Memperingati Hari Maulid Nabi Muhammad SAW



Perayaan hari Maulid Nabi di Indonesia diselenggarakan setiap tanggal 12 Rabiul Awal yang jatuh pada tanggal 5 Februari 2012 kemarin. Seluruh ulama sepakat bahwa maulid Nabi tidak pernah diperingati pada masa Nabi SAW hidup maupun pada masa pemerintahan khulafaurrasyidin (sahabat nabi yang empat yaitu Abu Bakar Siddiq, Umar bin Khatab, Utsman bin Affan, dan Ali bin Abi Thalib). Lalu sejak kapan hari kelahiran Nabi Muhammad mulai di peringati?

Ada (2) dua versi sejarah :

Versi pertama :
Peringatan maulid bermula pada masa pemerintahan Dynasti Fathimiyyun sekitar abad IV Hijriyah. Dynasti Fathimiyyun mulai menguasai mesir pada tahun 362 H dengan raja pertamanya Al Muiz Lidinillah, di awal tahun menaklukkan Mesir dia membuat enam perayaan hari lahir sekaligus yaitu hari lahir ( maulid ) Nabi, hari lahir Ali bin Abi Thalib, hari lahir Fatimah, hari lahir Hasan, hari lahir Husein dan hari lahir raja yang berkuasa.

Kemudian pada tahun 487 H pada masa pemerintahan Al Afdhal peringatan enam hari lahir tersebut dihapuskan dan tidak diperingati, raja ini meninggal pada tahun 515 H. Pada tahun 515 H dilantik Raja yang baru bergelar Al amir liahkamillah, dia menghidupkan kembali peringatan enam maulid tersebut, begitulah seterusnya peringatan maulid Nabi shallallahu `alaihi wasallam yang jatuh pada bulan Rabiul awal diperingati dari tahun ke tahun hingga zaman sekarang dan meluas hampir ke seluruh dunia. Ini terdapat dalam buku Al khutath, karangan Al-Maqrizy (seorang ahli sejarah Islam).

Sedangkan Abu Syamah (ahli hadist dan tarikh wafat th 665 H) menjelaskan dalam bukunya  "Raudhatain" bahwa raja pertama dinasti ini berasal dari Maroko dia bernama Said, setelah menaklukkan Mesir dia mengganti namanya menjadi Ubaidillah serta mengaku berasal dari keturunan Ali dan Fatimah dan pada akhirnya dia memakai gelar Al Mahdi.

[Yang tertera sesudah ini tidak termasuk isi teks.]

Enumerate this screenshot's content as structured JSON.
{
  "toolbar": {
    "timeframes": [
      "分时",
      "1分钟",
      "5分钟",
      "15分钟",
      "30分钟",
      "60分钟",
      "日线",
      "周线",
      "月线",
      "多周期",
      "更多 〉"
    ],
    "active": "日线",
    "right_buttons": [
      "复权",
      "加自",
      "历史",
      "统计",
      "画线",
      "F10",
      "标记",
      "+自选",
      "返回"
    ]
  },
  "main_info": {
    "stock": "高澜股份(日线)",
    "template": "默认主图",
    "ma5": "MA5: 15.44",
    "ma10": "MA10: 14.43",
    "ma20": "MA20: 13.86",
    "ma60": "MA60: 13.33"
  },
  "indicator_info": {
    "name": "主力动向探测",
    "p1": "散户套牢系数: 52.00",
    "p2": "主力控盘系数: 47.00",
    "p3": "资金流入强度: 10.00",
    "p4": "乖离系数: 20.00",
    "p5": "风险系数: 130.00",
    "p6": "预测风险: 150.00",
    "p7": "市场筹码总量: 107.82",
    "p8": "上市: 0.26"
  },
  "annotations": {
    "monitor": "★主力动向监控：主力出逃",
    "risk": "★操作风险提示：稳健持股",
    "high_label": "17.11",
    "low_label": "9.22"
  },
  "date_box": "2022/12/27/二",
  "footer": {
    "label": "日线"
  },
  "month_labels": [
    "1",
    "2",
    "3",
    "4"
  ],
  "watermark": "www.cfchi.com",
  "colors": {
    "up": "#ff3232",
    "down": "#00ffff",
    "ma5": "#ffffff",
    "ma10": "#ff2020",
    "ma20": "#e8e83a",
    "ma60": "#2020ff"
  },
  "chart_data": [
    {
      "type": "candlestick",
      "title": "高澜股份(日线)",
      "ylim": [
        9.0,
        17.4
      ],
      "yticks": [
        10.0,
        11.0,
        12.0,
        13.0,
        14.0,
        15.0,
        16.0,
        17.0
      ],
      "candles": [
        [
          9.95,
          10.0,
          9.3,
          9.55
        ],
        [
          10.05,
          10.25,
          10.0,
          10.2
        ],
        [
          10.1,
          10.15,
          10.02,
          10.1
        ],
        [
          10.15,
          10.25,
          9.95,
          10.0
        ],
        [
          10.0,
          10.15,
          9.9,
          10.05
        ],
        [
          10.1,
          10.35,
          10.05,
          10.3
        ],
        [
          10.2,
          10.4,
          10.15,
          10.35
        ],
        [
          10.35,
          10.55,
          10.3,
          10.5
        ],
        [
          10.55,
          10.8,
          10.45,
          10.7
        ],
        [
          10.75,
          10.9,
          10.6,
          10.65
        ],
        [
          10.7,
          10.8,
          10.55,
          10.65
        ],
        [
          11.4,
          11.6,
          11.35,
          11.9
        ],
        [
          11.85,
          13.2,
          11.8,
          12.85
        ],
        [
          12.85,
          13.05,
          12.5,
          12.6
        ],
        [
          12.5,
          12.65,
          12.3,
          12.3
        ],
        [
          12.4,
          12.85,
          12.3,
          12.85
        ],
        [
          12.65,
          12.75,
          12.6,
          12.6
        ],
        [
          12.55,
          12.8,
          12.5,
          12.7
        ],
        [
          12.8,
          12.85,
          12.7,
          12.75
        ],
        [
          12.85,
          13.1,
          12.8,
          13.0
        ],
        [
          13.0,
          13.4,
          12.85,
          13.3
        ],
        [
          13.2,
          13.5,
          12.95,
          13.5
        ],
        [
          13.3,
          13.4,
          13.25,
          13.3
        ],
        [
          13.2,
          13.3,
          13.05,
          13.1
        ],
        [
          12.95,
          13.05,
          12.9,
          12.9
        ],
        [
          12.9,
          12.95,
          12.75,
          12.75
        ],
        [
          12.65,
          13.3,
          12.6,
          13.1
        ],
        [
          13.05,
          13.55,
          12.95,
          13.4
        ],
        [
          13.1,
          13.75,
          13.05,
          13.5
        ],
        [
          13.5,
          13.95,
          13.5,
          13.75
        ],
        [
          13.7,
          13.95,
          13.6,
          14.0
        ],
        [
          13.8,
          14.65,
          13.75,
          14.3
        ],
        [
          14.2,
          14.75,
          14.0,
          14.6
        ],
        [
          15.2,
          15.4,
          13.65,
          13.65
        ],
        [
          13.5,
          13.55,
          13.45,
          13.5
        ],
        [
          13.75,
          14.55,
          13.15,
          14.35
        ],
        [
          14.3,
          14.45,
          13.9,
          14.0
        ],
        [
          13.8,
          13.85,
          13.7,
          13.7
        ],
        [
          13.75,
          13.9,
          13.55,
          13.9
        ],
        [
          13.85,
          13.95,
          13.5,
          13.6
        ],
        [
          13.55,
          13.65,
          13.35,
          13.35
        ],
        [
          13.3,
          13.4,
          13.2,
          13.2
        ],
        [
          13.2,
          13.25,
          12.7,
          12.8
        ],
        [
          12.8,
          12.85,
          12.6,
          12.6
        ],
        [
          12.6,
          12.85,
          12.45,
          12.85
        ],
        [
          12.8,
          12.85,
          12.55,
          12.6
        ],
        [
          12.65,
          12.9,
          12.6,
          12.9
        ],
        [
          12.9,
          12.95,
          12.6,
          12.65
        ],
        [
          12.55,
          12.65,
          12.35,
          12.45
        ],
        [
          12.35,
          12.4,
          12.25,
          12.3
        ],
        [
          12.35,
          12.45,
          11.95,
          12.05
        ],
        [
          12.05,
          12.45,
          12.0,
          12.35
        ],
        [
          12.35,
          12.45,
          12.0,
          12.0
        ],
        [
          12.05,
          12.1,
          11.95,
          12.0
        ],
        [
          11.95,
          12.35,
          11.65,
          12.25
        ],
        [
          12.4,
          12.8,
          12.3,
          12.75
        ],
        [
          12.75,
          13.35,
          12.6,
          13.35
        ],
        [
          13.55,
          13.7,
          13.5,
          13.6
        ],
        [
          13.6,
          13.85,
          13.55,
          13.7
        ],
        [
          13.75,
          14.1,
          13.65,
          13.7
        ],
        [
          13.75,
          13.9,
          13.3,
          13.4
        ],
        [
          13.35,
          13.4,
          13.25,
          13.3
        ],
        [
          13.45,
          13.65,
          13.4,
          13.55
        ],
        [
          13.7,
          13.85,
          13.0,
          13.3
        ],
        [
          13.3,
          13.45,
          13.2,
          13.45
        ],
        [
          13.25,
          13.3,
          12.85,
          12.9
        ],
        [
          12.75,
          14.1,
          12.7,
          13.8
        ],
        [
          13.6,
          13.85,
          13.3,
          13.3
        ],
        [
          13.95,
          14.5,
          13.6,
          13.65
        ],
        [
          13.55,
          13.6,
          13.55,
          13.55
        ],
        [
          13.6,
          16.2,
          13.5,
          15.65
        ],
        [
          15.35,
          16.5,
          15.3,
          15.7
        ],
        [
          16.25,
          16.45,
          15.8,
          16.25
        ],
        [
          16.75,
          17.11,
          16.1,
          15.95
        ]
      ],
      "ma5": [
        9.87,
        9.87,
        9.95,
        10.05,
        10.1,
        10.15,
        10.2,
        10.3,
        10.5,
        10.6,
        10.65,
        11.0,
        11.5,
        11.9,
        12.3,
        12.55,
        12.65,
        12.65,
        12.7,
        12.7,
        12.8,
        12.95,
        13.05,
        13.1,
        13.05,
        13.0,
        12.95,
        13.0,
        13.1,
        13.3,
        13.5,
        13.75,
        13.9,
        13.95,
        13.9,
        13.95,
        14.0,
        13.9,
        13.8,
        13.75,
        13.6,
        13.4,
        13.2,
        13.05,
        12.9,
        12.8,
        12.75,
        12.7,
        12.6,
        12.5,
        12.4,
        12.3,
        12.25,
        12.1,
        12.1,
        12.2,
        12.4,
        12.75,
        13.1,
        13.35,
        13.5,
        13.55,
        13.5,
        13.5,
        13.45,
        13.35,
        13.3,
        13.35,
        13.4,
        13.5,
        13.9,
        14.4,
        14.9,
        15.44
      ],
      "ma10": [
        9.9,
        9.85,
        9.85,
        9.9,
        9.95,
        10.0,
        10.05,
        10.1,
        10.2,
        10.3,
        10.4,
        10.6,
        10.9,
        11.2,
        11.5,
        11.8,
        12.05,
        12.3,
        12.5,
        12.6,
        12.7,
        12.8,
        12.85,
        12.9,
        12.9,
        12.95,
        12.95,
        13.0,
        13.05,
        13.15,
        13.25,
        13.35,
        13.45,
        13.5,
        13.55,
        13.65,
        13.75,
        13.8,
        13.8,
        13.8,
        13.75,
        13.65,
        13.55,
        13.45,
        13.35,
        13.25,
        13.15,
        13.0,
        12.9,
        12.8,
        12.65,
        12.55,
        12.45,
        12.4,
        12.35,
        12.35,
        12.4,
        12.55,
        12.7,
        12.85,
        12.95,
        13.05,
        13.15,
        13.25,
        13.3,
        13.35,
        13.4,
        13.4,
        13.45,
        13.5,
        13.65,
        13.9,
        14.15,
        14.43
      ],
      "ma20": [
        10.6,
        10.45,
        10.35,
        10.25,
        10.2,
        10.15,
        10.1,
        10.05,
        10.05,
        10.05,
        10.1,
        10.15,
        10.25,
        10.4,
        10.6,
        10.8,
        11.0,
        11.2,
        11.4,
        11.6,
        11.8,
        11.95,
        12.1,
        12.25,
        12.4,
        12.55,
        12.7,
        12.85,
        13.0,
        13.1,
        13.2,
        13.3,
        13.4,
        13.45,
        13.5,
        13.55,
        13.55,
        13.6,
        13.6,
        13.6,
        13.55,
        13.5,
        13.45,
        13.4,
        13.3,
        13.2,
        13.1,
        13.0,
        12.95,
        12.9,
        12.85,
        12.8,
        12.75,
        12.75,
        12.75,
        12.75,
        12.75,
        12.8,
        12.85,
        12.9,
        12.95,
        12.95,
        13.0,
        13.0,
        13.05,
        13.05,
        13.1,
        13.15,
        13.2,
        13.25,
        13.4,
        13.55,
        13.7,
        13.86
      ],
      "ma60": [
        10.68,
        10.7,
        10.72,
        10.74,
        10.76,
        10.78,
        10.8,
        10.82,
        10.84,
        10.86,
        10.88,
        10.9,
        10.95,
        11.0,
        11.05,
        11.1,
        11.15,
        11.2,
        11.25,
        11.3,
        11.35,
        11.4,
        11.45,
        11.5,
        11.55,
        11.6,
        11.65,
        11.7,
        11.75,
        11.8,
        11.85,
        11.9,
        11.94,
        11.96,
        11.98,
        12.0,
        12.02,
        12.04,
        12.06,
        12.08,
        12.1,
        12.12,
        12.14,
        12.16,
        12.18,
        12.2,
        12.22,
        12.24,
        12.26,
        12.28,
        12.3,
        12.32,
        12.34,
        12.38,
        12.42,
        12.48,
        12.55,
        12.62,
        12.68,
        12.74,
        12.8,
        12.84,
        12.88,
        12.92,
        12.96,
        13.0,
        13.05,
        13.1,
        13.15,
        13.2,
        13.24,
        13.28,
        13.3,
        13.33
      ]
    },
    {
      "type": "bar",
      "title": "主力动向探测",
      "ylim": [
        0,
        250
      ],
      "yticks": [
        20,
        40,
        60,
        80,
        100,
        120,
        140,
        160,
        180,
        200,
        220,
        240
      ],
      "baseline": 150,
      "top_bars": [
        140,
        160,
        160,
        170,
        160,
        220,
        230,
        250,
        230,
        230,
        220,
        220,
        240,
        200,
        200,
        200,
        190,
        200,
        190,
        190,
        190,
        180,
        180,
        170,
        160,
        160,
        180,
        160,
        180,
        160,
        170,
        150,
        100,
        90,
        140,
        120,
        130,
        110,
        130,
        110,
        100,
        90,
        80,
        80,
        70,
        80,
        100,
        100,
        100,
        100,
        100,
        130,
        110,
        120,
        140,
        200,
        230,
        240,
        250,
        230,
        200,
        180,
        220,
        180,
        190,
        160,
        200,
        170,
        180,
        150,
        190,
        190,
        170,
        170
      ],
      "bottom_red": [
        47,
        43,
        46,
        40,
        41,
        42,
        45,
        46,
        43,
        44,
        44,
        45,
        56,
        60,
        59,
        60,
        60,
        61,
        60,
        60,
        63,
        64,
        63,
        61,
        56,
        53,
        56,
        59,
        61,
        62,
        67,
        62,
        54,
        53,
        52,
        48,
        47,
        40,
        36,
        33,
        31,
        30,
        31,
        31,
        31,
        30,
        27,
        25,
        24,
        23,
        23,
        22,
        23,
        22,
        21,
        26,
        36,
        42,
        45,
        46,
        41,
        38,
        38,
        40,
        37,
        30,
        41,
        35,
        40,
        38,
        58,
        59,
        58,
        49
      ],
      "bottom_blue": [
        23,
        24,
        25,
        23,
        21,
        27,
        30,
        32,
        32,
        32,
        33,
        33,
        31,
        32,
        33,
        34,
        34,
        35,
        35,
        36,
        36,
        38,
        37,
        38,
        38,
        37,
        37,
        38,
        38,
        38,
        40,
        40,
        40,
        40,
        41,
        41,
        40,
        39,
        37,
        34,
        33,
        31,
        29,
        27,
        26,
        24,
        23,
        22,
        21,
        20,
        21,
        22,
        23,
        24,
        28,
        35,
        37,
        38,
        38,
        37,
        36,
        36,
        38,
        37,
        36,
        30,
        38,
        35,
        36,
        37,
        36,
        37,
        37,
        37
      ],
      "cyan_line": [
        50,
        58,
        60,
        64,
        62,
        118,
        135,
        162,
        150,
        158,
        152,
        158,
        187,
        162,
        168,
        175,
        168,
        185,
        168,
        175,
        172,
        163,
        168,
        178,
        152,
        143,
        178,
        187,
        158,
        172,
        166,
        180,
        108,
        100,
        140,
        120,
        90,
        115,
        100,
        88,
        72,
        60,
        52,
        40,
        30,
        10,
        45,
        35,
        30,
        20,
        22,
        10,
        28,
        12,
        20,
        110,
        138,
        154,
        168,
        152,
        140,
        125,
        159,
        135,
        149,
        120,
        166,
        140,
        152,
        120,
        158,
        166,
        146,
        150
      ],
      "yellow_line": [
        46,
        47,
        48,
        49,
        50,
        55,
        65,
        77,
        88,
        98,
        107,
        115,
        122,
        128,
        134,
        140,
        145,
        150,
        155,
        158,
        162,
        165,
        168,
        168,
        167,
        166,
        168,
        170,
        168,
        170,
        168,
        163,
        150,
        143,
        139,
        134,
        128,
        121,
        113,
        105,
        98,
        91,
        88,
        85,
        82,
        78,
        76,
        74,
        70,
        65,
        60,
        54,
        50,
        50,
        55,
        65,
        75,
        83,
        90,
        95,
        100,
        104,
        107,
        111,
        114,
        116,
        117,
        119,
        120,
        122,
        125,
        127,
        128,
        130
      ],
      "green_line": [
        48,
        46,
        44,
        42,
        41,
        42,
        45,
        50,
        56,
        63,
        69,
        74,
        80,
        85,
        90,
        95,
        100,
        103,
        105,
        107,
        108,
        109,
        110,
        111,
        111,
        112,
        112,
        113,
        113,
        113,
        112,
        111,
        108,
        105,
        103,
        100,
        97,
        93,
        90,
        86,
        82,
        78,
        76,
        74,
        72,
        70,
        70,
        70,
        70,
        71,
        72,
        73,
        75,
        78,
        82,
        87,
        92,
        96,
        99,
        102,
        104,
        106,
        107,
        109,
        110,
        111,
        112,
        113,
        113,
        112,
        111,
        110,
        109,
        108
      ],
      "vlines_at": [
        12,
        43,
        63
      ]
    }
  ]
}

Akan tetapi para ahli nasab menjelaskan bahwa sesungguhnya dia berasal dari keturunan Al Qaddah beragama Majusi, pendapat lain menjelaskan bahwa dia adalah anak seorang Yahudi yang bekerja sebagai pandai besi di Syam.

Dinasti ini menganut paham Syiah Bathiniyah; diantara kesesatannya adalah bahwa para pengikutnya meyakini Al Mahdi sebagai  tuhan pencipta dan pemberi rezki. Setelah Al Mahdi mati anaknya yang menjadi raja selalu mengumandangkan kutukan terhadap Aisyah istri rasulullah shallallahu `alaihi wasallam di pasar-pasar.

Kesesatan dinasti ini tidak dibiarkan begitu saja, maka banyak ulama yang hidup di masa itu menjelaskan kepada umat, diantaranya Al Ghazali menulis buku yang berjudul "Fadhaih bathiniyyah (borok aqidah Bathiniyyah)" dalam buku tersebut dalam bab ke delapan beliau menghukumi penganutnya telah kafir , murtad serta keluar dari agama islam.

Versi kedua :
Peringatan hari Maulid Nabi diperkirakan pertama kali diperkenalkan oleh Abu Said al-Qakburi, seorang gubernur Irbil, di Irak pada masa pemerintahan Sultan Salahuddin Al-Ayyubi (1138-1193). Adapula yang berpendapat bahwa idenya justru berasal dari Sultan Salahuddin sendiri. Tujuannya adalah untuk membangkitkan kecintaan kepada Nabi Muhammad SAW, serta meningkatkan semangat juang kaum muslimin yang pada saat itu sedang terlibat dalam Perang Salib melawan pasukan Kristen Eropa dalam upaya memperebutkan kota Yerusalem dan sekitarnya.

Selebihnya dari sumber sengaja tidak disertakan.